'US, India will jointly push for clean NSG exemption'
The US assured that Washington and New Delhi will "stand shoulder-to-shoulder" in pushing for "a clean exemption" in the NSG that controls global export of nuclear fuel.delhi Updated: Aug 25, 2008 17:38 IST
With likely changes in the text of the Nuclear Suppliers Group (NSG) waiver creating anxiety in India, the US on Monday assured that Washington and New Delhi will "stand shoulder-to-shoulder" in pushing for "a clean exemption" in the NSG that controls global export of nuclear fuel and know-how.
"The US and India stand shoulder-to-shoulder in their desire for a clean exemption and we will continue to work with our Indian partners to persuade the NSG countries that such an exemption is in the international community's best interest," US Ambassador to India David Mulford said in a statement in New Delhi.
The envoy underlined the US' "commitment to working with India to rapidly complete the remaining steps necessary to conclude the US-India civil nuclear cooperation initiative".
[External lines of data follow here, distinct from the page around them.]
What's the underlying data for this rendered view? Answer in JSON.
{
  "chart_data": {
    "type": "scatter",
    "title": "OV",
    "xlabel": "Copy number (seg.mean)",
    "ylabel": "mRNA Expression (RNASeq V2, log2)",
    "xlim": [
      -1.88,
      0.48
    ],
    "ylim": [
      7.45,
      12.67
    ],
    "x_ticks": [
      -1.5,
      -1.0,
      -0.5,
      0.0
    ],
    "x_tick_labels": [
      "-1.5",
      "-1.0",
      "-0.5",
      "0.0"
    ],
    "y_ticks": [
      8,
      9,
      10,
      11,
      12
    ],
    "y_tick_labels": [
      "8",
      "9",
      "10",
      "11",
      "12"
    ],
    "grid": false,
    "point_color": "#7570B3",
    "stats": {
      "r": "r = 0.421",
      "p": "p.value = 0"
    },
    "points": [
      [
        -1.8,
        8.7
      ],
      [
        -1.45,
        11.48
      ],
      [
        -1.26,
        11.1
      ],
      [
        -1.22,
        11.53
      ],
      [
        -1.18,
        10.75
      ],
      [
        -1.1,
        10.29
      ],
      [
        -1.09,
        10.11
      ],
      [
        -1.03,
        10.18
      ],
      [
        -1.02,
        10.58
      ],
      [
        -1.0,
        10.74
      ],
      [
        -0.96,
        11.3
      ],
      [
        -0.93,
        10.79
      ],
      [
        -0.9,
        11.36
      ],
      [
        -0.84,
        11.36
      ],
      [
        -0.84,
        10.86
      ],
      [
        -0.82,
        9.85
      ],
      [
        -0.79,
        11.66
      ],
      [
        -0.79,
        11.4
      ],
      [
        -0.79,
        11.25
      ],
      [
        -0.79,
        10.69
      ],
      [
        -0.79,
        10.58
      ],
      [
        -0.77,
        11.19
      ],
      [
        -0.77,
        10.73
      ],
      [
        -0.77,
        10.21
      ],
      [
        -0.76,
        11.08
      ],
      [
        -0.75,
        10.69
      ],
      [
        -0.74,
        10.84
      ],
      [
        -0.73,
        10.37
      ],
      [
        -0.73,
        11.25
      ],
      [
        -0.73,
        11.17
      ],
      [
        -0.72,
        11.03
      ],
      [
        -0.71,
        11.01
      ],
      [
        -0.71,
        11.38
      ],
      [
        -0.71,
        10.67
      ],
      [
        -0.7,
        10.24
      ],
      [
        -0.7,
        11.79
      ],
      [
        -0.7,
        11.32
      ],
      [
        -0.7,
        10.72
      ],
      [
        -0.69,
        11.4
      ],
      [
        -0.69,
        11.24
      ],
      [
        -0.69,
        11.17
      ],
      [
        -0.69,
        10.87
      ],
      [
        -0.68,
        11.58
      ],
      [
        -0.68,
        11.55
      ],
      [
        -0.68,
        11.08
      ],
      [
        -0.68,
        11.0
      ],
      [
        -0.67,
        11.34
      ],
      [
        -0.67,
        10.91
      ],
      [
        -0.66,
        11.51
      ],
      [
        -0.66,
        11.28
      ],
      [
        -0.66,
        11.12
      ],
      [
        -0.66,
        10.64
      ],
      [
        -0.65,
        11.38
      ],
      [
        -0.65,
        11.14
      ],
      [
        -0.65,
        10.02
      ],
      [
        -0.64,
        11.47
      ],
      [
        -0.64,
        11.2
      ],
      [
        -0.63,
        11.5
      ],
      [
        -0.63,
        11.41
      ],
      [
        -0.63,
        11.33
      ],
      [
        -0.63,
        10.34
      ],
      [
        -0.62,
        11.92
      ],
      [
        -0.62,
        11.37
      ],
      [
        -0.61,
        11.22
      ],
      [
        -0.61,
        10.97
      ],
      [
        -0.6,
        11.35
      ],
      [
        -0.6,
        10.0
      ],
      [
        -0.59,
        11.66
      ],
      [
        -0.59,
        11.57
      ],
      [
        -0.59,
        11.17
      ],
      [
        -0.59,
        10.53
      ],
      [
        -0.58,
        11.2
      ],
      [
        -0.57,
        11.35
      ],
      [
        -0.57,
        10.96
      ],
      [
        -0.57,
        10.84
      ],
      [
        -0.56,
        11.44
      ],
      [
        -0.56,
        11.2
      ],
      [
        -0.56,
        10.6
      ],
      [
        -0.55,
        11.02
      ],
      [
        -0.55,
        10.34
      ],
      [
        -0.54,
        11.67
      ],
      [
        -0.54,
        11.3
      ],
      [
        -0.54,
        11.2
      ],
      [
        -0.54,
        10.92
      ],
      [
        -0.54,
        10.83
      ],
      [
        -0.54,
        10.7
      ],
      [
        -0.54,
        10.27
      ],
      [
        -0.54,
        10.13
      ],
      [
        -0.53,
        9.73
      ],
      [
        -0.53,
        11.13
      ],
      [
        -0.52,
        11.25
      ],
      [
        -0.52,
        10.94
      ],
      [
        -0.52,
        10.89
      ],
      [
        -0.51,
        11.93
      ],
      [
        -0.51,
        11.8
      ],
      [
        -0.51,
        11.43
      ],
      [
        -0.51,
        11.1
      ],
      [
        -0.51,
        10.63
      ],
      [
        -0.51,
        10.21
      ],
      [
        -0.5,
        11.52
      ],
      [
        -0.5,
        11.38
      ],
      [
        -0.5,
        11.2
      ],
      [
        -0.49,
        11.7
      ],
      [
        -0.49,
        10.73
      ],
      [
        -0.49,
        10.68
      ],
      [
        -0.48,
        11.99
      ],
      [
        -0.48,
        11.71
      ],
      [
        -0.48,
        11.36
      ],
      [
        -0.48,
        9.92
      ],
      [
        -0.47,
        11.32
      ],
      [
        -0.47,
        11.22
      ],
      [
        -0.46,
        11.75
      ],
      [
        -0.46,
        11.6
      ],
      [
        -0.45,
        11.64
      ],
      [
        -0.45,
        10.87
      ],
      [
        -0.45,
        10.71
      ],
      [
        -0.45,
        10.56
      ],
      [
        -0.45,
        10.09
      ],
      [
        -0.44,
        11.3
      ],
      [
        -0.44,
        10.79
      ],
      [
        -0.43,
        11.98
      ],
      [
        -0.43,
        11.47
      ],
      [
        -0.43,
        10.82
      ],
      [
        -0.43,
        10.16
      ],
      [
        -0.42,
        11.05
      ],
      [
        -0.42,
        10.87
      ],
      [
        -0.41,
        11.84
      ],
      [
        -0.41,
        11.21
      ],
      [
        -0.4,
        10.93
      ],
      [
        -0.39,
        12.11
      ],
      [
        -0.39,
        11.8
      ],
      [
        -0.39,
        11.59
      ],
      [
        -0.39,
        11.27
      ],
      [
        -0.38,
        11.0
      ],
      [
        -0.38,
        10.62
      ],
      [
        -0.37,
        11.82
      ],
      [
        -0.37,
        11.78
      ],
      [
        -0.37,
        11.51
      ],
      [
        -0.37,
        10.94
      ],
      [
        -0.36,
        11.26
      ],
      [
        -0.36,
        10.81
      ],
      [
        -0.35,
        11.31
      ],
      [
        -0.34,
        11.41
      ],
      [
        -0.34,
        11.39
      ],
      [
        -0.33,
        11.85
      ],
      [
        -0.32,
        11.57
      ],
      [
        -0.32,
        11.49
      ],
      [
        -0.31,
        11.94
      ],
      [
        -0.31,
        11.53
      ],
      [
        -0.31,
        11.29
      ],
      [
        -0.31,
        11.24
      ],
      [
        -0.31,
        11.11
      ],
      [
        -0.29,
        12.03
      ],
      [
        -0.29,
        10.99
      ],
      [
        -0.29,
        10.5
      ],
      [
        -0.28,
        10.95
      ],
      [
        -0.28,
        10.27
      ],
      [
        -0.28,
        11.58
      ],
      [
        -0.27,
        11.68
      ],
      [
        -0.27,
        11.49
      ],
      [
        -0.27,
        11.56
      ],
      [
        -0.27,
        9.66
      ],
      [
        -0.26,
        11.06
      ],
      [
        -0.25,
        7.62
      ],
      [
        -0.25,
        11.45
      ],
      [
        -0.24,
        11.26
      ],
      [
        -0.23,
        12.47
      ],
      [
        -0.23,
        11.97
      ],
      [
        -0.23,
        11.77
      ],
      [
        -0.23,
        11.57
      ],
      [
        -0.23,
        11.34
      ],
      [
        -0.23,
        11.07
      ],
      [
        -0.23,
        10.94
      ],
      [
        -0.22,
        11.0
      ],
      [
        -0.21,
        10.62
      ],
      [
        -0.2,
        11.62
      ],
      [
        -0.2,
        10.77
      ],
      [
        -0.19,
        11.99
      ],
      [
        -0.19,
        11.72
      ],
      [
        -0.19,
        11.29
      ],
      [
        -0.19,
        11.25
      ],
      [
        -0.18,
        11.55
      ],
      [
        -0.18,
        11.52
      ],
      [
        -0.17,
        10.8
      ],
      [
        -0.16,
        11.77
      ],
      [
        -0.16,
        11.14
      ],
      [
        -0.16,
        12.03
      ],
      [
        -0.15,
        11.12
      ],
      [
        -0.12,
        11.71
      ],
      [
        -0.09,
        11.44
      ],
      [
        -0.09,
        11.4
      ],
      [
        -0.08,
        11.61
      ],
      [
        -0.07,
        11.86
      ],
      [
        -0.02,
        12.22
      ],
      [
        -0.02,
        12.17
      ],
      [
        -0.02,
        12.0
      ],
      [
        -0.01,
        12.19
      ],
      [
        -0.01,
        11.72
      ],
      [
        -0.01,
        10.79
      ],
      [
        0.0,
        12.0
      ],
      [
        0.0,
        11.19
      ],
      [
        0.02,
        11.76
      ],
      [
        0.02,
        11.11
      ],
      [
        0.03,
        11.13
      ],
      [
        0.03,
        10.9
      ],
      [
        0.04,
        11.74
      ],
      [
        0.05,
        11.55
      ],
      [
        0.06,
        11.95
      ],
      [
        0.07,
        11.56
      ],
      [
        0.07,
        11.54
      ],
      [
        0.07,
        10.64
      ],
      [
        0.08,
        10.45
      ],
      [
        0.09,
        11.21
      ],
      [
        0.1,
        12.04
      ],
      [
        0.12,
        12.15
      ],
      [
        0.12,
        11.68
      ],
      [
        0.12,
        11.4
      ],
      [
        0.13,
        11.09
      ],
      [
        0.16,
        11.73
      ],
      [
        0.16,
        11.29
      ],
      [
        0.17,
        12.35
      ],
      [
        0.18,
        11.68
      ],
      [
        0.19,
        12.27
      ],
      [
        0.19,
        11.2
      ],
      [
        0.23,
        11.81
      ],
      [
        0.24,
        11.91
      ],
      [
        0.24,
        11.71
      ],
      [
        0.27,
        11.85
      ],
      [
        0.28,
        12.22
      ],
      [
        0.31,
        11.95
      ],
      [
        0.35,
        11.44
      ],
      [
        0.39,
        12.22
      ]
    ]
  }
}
"Ahead of the scheduled NSG plenary on Sepember 4, the US and India will continue our vigorous joint advocacy for the initiative at the highest levels of NSG governments," Mulford said.
Mulford's assurance comes amid criticism from some sections in India that the US was not doing its bit to fulfil its commitment under the July 18, 2005, India-US joint statement by persuading friends and allies to adjust their international regimes for global nuclear cooperation with New Delhi.
US Assistant Secretary of State for Central and South Asia Richard Boucher Monday met senior officials of the external affairs ministry to discuss issues relating to the NSG exemption and reiterated Washington's commitment to getting a clean exemption for India in the NSG.
Foreign Secretary Shivshankar Menon will hold talks with US Undersecretary of State for Political Affairs William Burns in Washington later in the day to fine tune the language of the exemption that will accommodate concerns of sceptical NSG countries as well as interests of India before it is discussed by the NSG next month.
Sceptics at the NSG, including Scandinavian countries, Ireland, Austria and Switzerland, have reportedly demanded changes in the draft of the waiver to include their concerns about testing, periodic review of India's compliance and restricting export of sensitive enrichment and reprocessing technologies.
India is pushing for a clean waiver and has made it clear that it will not accept any "prescriptive conditionalities" that could effectively sabotage the deal.